Understanding how prepayments are treated under New Zealand tax legislation is crucial for ensuring compliance and maximizing allowable deductions.
Key Legislative References
Income Tax Act 2007
Part C - Income, Subpart CH - Adjustments
Covers matching rules for revenue account property, prepayments, and deferred payments.
Part E - Timing and Quantifying Rules, Subpart EA
Specifies rules for matching revenue account property, prepayments, and deferred payments.
Section CH 2 - Adjustment for Prepayments
References Section EA 3 (Prepayments), which outlines the treatment of unexpired portions of prepayments.
Section EA 3 - Prepayments
States that the unexpired portion of a prepayment is treated as income in the current year, with a deduction allowed in the subsequent year.
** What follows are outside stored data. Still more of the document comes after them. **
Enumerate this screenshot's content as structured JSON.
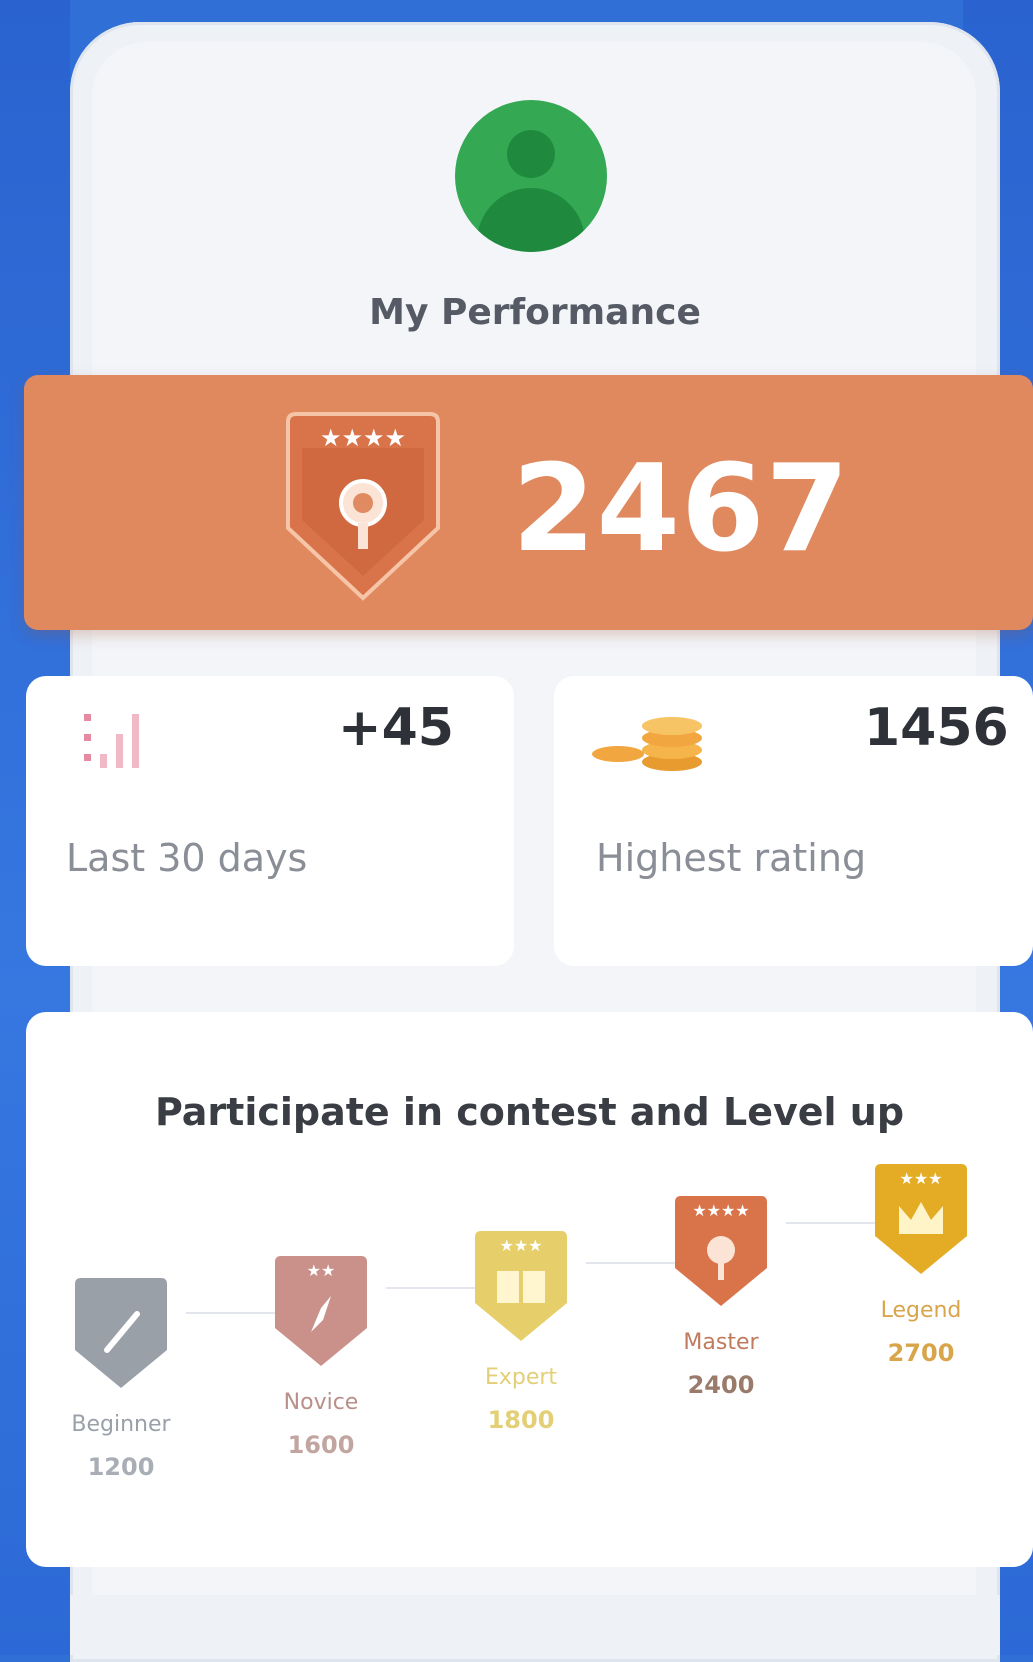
{
  "header": {
    "avatar_icon": "user-avatar-icon",
    "title": "My Performance"
  },
  "rating": {
    "value": "2467",
    "badge_icon": "medal-shield-icon",
    "band_color": "#e0895f"
  },
  "stats": [
    {
      "icon": "bar-signal-icon",
      "value": "+45",
      "label": "Last 30 days"
    },
    {
      "icon": "coin-stack-icon",
      "value": "1456",
      "label": "Highest rating"
    }
  ],
  "levels": {
    "title": "Participate in contest and Level up",
    "items": [
      {
        "name": "Beginner",
        "score": "1200",
        "color": "#9aa0a8",
        "icon": "pen-icon"
      },
      {
        "name": "Novice",
        "score": "1600",
        "color": "#c9918a",
        "icon": "compass-icon"
      },
      {
        "name": "Expert",
        "score": "1800",
        "color": "#e6cf6a",
        "icon": "book-icon"
      },
      {
        "name": "Master",
        "score": "2400",
        "color": "#d9744a",
        "icon": "medal-icon"
      },
      {
        "name": "Legend",
        "score": "2700",
        "color": "#e3ac24",
        "icon": "crown-icon"
      }
    ]
  }
}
Tax Administration Act 1994
Section 91AAC - Exemptions from Section EA 3 of ITA 2007
Grants the Commissioner the authority to determine whether a prepayment can be treated as deductible in the current income year, based on factors such as expenditure nature, activity size, and materiality of the difference.
Determination E12
Provides criteria for excusing certain persons from complying with Section EA 3 of ITA 2007.
Specifies circumstances where prepayments do not need to be treated as income, allowing full deduction in the current income year.
Examples of Deductible Prepayments (from Determination E12)
Insurance Premiums: Expenditure up to $12,000 with an expiry date within 12 months of the balance date.
Local Government Rates: No maximum amount; fully deductible.